Welcome to Beach Reads for Goth Kids. All summer long, I’m sending out short stories that pack a haunting punch: creatures-of-the-week, summer camp slashers, heatwave madness, and things that go bump in the cul-de-sac. These will be sticky stories with summery themes, best consumed in a beach chair.
Just when you thought it was safe to go back to the park, we present Feral Creatures.
On sticky summer Wednesdays, we walked through the woods, a stolen summer hour when we could be we.
We liked the woods, that patch of our neighborhood park where big trees were allowed to be big, where the dark air was a few degrees cooler, and you could lose sight of the fences and lawns and pretend to be something wild. Where no one would call you mom or honey for an hour and you could look into your best friend’s face and it would look the same as fourth grade.
One hissing hot Wednesday, we woke to the news that a girl was found murdered in the woods. Our woods.
But Wednesday walks were sacred. We couldn’t bear to skip. To run straight into the stiff, exhausting day without the release valve of each other was a wretched fate. We would walk.

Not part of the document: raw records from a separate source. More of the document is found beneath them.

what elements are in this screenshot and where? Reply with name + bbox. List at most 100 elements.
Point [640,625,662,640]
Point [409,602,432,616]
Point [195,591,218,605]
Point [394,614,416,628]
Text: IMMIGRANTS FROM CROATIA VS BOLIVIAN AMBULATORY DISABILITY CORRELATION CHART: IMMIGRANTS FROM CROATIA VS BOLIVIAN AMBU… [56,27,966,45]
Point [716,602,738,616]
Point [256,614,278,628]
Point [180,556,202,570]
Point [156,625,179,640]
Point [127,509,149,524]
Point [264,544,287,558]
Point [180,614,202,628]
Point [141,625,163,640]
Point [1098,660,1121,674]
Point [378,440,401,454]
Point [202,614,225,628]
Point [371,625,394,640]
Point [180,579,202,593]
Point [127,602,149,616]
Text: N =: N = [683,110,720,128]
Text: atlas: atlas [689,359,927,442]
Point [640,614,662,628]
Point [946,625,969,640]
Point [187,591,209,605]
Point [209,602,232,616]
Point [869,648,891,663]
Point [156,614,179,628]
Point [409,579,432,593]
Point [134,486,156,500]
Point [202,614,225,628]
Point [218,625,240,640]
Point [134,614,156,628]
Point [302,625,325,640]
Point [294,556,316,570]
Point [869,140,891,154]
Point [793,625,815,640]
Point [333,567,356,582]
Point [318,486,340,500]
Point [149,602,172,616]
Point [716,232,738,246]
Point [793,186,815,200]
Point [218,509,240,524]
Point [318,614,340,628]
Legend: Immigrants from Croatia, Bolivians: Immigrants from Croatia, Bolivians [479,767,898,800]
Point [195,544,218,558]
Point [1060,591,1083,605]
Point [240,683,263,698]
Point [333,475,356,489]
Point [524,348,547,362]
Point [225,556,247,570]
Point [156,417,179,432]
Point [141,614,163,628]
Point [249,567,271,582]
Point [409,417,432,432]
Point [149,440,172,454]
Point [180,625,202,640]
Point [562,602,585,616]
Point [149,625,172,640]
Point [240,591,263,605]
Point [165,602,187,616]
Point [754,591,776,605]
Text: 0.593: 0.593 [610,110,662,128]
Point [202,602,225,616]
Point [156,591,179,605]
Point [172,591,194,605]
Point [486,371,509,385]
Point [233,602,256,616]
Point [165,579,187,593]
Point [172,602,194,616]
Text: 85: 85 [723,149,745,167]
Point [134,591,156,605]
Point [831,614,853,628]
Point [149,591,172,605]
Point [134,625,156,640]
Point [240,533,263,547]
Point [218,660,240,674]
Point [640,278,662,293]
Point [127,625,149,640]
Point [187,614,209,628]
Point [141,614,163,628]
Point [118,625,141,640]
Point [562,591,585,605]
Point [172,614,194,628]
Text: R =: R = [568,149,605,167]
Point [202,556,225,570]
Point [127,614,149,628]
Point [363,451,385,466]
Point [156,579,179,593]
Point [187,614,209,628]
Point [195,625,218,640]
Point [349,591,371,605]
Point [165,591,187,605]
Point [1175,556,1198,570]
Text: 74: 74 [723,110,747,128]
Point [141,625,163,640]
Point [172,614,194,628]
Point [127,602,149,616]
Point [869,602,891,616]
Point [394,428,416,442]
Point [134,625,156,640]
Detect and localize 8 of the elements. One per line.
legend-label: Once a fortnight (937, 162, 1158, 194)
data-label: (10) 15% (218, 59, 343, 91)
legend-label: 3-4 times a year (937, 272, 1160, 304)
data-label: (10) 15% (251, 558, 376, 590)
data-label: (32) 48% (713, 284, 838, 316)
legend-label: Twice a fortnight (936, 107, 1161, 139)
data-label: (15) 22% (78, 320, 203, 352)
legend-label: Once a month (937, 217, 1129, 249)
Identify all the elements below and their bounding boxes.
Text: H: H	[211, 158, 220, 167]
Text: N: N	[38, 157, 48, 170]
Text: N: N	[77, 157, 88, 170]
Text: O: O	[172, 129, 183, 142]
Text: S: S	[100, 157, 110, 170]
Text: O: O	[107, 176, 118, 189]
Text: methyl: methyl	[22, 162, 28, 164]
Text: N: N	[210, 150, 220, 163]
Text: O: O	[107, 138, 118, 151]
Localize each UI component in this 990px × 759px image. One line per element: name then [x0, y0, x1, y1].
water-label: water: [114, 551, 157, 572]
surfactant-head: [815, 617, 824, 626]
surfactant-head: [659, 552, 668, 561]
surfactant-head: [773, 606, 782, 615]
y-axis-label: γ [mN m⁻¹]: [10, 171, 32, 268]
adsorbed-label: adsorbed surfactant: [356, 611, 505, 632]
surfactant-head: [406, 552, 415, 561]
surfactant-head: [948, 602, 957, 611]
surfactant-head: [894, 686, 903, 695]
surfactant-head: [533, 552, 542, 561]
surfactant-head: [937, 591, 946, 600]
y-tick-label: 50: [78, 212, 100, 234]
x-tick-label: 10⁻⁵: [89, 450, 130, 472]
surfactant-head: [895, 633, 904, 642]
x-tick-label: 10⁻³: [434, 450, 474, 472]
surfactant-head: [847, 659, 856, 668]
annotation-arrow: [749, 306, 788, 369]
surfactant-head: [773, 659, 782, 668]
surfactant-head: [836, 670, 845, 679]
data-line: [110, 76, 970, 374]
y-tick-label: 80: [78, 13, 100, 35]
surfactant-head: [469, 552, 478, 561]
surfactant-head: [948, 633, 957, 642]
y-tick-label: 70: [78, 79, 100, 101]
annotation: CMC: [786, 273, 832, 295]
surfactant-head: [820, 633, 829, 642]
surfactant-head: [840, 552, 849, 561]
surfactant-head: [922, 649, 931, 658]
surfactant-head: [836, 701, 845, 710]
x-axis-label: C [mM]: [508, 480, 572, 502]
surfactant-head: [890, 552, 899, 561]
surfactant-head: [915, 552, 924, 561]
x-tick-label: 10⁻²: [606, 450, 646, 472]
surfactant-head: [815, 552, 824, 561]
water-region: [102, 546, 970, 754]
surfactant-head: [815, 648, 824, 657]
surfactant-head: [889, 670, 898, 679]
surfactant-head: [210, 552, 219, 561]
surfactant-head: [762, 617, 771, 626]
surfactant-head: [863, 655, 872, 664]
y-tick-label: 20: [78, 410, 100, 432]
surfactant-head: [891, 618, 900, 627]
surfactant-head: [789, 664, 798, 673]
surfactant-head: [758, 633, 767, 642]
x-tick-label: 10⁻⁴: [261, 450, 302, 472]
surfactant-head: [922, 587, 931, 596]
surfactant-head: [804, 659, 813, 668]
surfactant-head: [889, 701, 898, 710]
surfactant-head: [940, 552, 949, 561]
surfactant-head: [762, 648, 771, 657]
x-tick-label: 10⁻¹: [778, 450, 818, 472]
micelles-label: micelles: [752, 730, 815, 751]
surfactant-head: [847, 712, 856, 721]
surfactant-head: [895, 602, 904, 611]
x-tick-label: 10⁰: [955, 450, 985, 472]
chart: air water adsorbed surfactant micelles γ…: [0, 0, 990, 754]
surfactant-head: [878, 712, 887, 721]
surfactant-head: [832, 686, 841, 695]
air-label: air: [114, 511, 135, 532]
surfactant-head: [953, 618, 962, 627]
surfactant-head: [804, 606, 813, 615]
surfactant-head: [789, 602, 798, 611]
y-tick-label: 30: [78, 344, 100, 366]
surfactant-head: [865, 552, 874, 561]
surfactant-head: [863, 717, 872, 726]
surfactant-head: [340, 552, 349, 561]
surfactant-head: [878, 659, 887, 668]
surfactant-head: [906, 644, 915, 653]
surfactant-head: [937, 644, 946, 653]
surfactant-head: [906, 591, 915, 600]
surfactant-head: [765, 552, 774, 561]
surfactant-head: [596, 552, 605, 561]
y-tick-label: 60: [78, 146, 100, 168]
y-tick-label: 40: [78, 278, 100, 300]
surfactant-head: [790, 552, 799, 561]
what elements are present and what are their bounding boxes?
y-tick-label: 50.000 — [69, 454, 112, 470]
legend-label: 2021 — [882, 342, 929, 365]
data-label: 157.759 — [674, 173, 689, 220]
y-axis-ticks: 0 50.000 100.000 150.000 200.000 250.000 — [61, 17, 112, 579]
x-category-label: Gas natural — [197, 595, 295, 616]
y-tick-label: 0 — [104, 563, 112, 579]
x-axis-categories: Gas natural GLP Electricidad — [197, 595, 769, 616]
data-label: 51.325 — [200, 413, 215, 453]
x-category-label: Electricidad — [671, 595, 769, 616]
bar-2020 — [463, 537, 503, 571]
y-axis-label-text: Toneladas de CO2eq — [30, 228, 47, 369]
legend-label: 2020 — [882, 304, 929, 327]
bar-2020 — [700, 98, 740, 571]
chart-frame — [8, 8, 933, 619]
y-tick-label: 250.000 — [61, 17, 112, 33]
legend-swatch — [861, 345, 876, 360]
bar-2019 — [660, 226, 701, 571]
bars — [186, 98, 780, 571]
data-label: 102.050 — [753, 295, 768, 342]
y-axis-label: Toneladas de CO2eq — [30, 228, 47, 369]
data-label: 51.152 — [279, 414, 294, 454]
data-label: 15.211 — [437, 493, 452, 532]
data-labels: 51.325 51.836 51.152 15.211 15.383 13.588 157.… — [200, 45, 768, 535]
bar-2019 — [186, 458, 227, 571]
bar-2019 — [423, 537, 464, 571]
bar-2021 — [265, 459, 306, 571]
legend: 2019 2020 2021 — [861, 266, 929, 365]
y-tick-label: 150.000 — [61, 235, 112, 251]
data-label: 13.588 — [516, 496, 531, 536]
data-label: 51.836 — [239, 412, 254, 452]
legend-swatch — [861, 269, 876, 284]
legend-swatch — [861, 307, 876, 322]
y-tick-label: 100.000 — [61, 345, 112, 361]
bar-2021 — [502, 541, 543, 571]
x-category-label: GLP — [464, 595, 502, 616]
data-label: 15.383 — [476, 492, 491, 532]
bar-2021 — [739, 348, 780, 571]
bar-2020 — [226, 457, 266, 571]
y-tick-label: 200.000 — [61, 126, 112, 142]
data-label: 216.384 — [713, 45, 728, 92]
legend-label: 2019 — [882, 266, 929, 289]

The news rippled through the park on humid air. We overheard two joggers speculating as they passed. We noticed the regular crew of nannies gripping their charges’ sweaty hands tighter than before. We shaded our eyes with our fingers, tried to discern any hints of danger, but there were none.
Making our way toward the cool of the woods, we were stopped by a park volunteer in khaki shorts. Sweat trickled down our backs in the sun, beaded on our upper lips. We expected to be turned back.
But instead she pointed at the grass, at a turtle the size of a salad plate, running on bowed legs away from the shade of the woods. Its shell barely domed over the tall blades.
“It’s laying season. That’s a female and she’s looking for a place to lay her eggs.”
We cooed. The little lady turtle, running around in the nuclear sun because instinct told her to reproduce this way. To find some tall grass and bury her eggs and hope for the best. She didn’t know this was a park. She didn’t know that whether her babies lived or died was not up to her, but to a khaki-clad volunteer in a sun hat.
“You might see a lot of them around, being more active than usual. The girls are all over the place today.” She tipped her wide brimmed hat and we headed into the woods.
The shaded air was thick. We ambled, oppressed by the heat and attuned to any leftover evidence of a murder. Of course there was none, as much as we wished to rubberneck. Not a single latex glove. It was still just a path through a wooded section of the neighborhood park, even if somewhere nearby, in an unmarked spot, a girl was found dead.
We were quieter than usual, each of us wondering what the trees look like if you’re dying here. Straining for the sound of a twig snapping under a booted foot, what we heard was our own sneakers scratching the path.
We came to an overlook and paused to look at the pond. Our precious cement depression, watered with runoff from dozens of perfect lawns.
The turtles were everywhere. Lined up on every log, shells overlapping like hot coins. Pointed heads bobbing out of the muck.
I don’t remember what we were talking about when we heard the splash.
We jumped. But it was just a pigeon, bathing in the pond, iridescent gray wings outstretched on the surface.
Only it was not bathing. It was drowning.
The scene registered slowly. The bird flapped and splashed. Someone said, should we help him?
At some signal we didn’t understand, the turtles started dropping off their logs, making no splashes of their own, cutting into the black water like they were designed to do it. Every ripple resolved itself into a tiny turtle head. They swam toward the bird.
Someone said they’re going to help him. Or did we just think it?
Climbing over each other’s backs, expressionless and in no hurry, turtles emerged out of the water and clambered over top of each other, over top of the bird. My vision tunneled, trying to focus, to force together a picture that made sense.
Their hard shiny shells rose onto his back. One after the other they came; the bird wore out, his feathers drooped. Every bit like a zombie horde, the turtles pushed him down.
He flapped his wings, but what can a pigeon do? He didn’t even coo or cluck or screech while the horde dragged him under. I imagine he was kicking his scratchy pink feet below the surface, but the turtles were an endless wave. Thick skin and hard armor and lungs that don’t need air.
We watched with rapt awareness as the bird was pushed down a final time. Queasiness drifted through me like the cool breeze still months away.
We watched until the water was still. Until the turtles drifted apart without making a wave, disappearing into the dark.
And then we kept watching because we didn’t know what to say. The ice in our cold brews melted, plastic cups dripping, coffee turned tepid.
The tall trees behind us leaned in close, green blackness sucking at our air. Their thick trunks permitted to stand in a bargain we thought we had made. No danger here. Promise.
This has the same uneasiness as "Jaws" but with turtles. Love the descriptions in this, so captivating and brimming with uncertainty.
Who can plumb the depths of the ancient turtle mind? This was a slowly dawning horror, as so much of nature, for all its beauty, often is. Great storytelling!